With little winks and nods and a touch of fourth-wall-breaking without the characters knowing they are breaking the fourth wall, the viewer feels as though they were zapped into the comic book world (just like in the music video for A-Ha’s Take On Me). The artwork is on point throughout and the animators who worked on this film deserve an Oscar for what they achieved here. It is one thing to create computer animation that looks exactly like a comic book, but each Multiverse character is rendered in a unique style specific to their reality. Spider-Gwen has the bright glossy look of a modern Marvel Comic, Spider Ham looks like a Looney Tune come to life, Spider-Man: Noir looks like a Sin City character, and Peni Parker is animated in the same style as a Japanese anime. It’s a visual feast for the eyes that keeps the film bold and daring.
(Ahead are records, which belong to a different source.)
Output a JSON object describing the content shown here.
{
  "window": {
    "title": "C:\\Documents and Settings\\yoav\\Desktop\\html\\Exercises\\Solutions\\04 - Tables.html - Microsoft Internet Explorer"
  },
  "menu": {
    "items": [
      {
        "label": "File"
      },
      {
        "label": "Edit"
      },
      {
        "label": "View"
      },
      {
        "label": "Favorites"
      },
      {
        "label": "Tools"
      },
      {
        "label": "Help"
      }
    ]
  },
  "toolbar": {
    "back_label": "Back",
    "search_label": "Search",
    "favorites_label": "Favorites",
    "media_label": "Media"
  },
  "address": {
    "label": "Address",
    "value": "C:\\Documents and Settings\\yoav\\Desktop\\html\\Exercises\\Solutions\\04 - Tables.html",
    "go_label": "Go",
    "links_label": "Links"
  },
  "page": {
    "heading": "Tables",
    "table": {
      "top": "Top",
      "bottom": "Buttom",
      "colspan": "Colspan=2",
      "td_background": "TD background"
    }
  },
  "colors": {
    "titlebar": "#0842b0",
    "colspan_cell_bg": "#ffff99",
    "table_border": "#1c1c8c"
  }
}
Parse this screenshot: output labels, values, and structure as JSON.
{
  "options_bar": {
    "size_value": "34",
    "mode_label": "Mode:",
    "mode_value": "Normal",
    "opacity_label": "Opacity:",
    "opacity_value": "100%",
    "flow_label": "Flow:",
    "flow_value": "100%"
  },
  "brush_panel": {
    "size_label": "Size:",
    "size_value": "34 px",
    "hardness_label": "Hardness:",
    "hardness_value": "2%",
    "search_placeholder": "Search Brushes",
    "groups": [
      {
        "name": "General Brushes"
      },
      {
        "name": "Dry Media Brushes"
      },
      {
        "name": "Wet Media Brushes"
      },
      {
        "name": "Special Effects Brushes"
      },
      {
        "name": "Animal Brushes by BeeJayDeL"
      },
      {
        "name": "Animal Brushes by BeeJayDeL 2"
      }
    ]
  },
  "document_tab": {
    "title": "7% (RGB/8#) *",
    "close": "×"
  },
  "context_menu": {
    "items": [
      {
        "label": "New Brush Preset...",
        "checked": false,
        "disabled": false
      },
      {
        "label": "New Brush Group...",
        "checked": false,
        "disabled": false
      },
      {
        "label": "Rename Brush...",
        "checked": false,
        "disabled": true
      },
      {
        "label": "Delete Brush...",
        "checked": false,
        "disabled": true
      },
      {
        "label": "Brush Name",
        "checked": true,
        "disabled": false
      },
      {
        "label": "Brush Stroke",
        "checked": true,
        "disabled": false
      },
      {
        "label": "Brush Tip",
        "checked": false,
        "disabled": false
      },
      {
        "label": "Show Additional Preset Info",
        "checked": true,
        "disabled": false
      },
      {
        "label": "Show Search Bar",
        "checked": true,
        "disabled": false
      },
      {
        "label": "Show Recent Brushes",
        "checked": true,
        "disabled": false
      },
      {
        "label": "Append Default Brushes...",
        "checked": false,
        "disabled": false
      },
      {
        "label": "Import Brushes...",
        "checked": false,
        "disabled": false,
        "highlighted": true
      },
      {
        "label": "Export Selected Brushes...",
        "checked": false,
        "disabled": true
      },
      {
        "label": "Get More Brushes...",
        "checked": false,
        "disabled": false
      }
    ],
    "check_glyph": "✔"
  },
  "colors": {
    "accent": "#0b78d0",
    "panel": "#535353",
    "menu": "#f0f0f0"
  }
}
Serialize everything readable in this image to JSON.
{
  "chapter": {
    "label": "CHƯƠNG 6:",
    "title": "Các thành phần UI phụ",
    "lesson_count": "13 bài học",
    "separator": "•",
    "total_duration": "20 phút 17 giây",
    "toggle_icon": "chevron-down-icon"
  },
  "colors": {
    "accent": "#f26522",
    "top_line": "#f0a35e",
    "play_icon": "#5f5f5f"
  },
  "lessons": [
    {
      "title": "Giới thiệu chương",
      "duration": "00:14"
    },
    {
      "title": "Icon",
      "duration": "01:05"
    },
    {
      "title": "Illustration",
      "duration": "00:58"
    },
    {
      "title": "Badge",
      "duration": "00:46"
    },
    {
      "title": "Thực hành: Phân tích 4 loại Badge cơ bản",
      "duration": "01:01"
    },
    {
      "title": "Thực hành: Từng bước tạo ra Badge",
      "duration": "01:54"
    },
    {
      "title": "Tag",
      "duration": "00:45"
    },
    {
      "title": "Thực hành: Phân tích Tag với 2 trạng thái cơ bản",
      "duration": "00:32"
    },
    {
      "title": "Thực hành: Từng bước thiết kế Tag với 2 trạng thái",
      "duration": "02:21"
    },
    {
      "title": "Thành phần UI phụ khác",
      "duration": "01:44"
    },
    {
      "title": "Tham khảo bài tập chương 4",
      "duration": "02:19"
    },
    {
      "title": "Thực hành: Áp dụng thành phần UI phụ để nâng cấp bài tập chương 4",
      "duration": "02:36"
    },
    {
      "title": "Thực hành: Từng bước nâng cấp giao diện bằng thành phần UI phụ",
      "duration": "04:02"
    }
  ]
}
Miles Morales is the stand-out character here. A fan-favorite for a long time in the comics, this film puts him in the spotlight and shows that his story is just as fascinating as Peter Parker’s. In fact, I would say Miles’ backstory is even more fascinating given that he comes from an interracial family and must deal with being a brainiac who just wants to be a normal teen, but his police officer father is pushing him too hard to excel in the hopes his son can earn a better life outside of Brooklyn. His character is deep and I am sure many viewers will be able to relate to him easily. I hope to see more of Miles on the big screen in the future, because this film will make even the non-inducted into a fan of his Spider-Man.
Of course, none of this would be as wonderful as it is if it were not for the story. Phil Lord and Rodney Rothman – who also gave us the 21 Jump Street movies and The Lego Movie – present a love letter to all things Spider-Man (particularly one of the most creatively hilarious post-credits sequences in Marvel history) but have also created the ultimate primer for those who do not know anything about Spider-Man outside of the life of Peter Parker. On top of all this, they have given us one of the best comic book movies in recent history, both as an adaptation of its source material and a story in its own right.
In a nutshell, Spider-Man: Into The Spider-Verse is a great movie with fantastic animation and voice acting that sets a new standard for Spider-Man movies, superhero movies and yes, even animated movies in general. It is also one of the best films of 2018 and a serious Oscar contender. Excelsior!